Double glass reflection of a building

Re-Framing the Subject 06 – Re-animating the scene

If Blow Up presents modernism’s autonomous self as it is imaged in the pure sign, de Palma’s Blow Out is an investigation of the process of signification itself. While Antonioni presents a grammatical cinema privileging the individual shot and the singular point of view, de Palme gives us a rhetorical one whose formal concerns relates to montage and dispersed subject positions. Montage is a synthetic process similar, in principle, to Cubist collage and the photomontage of artists like Rodchenko and Heartfield. Through decoupage and bricolage, fragments of a larger reality and from disparate source are combined in juxtaposition and superimposition to produce alternative meanings without necessarily losing sight of the original references.

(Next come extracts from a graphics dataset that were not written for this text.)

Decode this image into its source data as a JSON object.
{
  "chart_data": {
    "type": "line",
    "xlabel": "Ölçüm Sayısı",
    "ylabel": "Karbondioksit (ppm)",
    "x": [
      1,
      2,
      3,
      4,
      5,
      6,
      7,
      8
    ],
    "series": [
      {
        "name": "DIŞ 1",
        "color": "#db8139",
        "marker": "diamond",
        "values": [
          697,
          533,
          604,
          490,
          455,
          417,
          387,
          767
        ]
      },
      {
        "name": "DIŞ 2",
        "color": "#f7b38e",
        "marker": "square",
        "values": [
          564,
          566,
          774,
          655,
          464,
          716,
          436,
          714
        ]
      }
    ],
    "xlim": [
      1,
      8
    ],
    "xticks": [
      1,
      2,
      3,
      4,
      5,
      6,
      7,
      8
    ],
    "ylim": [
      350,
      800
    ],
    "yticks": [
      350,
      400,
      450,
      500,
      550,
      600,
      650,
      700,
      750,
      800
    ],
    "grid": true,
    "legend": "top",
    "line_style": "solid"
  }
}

In art, collage and montage liberated the image from spatio-temporal logic; time could be conceived not as succession but as the imbrication of the past with the present.

By contrast, in conventional cinema, montage became the means to achieve a spatio-temporal ‘continuity’. Montage enable the viewer to be bound into a narrative flow that had all the appearance of reality while eliding both its synthetic origins and the absence of the body in the photographic image. With the increased sophistication of special effects – montage devices such as animation, matting, multiple-track dubbing, and now computer-generated sound and image – cinema, as other technologies of reproduction, became capable of presenting reality – effects based on simulation. Under such conditions, reality cannot be regarded as prior to but subservient to forms of representation that refer, not to nature, but to their own codes of replication: no longer a depth or spatial mode, but (to continue the story set out by Blow Up) the surface or screen.